A Return to Narnia

Yes, that is a real photo; and yes, you expect to see a faun carrying an umbrella next to the lamp-post.
After reading Lev Grossman’s Magician series earlier this year, I dove back into Narnia. It’s easy to slip back into Lewis’ world—just start reading, and there I am, following the adventures of Peter, Susan, Lucy, Edmund, and the rest.
I always feel I can jump in anywhere with the Narnia books. It’s not like reading Harry Potter or Lord of the Rings. I can’t just jump in; I have to read the books in order—most of the time. But with Lewis, it’s simply a matter of picking my point of entry. This time I started with Prince Caspian, then I read The Horse and His Boy, The Magician’s Nephew, and now I’m reading The Silver Chair.
If you ever wonder about the correct order in which to read the Narnia books, there isn’t one—not really, at least according to Lewis himself. However, people have varying opinions on the matter. Publishers would have you believe The Magicians Nephew is first in the series. It’s not. The Lion, the Witch and the Wardrobe is the first book in the series. You can read the books in the order you like, but Lion is first. It was first published; it’s the first introduction to the world of Narnia, and the first introduction to the children and Aslan. The Magician’s Nephew is a prequel—not the first book in the series.
Alister McGrath offers a compelling argument for the ordering of the Narnia books in his biography of Lewis, C. S. Lewis, A Life: Eccentric Genius, Reluctant Prophet. This is one of the best biographies on Lewis—if you want to find out more about the life of this Oxford don. You can watch a lecture by McGrath here:
While the Pevensie children are the central group of characters in the series, one of my favourites is Ewstace Scrubb. Here’s the opening line of The Voyage of the Dawn Treader:
“There was a boy called Ewstace Clarence Scrubb, and he almost deserved it.”

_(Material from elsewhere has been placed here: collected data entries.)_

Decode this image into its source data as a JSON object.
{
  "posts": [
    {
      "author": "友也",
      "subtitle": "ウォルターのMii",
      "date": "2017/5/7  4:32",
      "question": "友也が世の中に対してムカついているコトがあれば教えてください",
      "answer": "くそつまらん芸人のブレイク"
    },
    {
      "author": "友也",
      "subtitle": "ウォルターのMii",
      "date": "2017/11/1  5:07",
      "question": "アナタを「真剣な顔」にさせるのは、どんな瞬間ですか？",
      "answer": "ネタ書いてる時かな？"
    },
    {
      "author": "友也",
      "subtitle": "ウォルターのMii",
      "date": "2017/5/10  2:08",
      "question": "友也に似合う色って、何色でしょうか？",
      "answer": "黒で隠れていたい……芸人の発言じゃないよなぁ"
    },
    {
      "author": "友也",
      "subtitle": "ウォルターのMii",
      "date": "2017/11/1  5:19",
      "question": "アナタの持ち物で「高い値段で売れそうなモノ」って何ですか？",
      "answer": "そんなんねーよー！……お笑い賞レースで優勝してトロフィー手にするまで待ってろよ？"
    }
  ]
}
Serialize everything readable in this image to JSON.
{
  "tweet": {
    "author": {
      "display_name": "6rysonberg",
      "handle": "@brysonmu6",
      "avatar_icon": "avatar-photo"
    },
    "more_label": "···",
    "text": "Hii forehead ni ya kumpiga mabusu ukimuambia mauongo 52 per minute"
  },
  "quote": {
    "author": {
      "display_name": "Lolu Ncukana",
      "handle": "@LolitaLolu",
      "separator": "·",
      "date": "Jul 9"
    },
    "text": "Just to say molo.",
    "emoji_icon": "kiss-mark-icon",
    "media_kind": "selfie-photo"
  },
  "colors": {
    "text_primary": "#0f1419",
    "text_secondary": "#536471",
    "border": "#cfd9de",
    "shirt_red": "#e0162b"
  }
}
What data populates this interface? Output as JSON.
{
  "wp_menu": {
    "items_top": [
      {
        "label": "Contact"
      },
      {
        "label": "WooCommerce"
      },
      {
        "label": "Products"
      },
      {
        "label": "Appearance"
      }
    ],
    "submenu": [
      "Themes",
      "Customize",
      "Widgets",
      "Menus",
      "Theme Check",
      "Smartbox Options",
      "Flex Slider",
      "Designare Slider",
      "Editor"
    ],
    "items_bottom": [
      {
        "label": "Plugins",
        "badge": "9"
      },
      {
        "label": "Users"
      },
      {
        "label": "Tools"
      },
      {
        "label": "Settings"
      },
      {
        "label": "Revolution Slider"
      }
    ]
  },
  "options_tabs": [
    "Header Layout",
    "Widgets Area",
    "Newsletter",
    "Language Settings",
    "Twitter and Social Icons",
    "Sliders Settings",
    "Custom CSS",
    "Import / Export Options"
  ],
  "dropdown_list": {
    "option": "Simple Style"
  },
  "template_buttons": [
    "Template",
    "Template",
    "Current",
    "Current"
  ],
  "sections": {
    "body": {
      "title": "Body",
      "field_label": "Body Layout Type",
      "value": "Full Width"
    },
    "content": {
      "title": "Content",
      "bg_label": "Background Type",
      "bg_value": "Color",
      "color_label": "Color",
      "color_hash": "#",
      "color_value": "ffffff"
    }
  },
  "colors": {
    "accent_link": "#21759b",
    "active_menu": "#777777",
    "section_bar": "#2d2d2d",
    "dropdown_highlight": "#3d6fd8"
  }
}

Poor Ewstace. He has much to learn in this book—mostly about not being an ass, but also about being with other people and forming relationships. I sometimes wonder if Lewis took his inspiration for Ewstace from Ebenezer Scrooge.
While much of the criticism written about the Narnia books examines Lewis as a Christian writer, this isn’t the only way to read these books. Take one small example—Lewis is often funny as a writer. He’s at his best with Ewstace Scrubb. Ewstace is mouthy, argumentative, irreverent, and self-serving—at least until he meets Aslan on Dragon Island. After Ewstace is undragoned by Aslan, he’s less funny. And speaking of Aslan—the Great Lion is dangerous, awe inspiring, terrible, full of joy, gentle, and kind. But he isn’t funny.
Make of that what you will. I love the books, and I’ll keep reading them. I still laugh out loud as I read certain passages, and I maintain that Lewis knew how to be funny, in spite of the weighty seriousness that often pervades the series, especially The Last Battle.
I think Lev Grossman must understand this about Lewis, too. While the Magician books are dark, disturbing, and painful, there are passages and scenes that are exquisitely funny. But that’s the thing about humour. It’s often the leavening agent that turns the crushingly tragic into the recognizably human.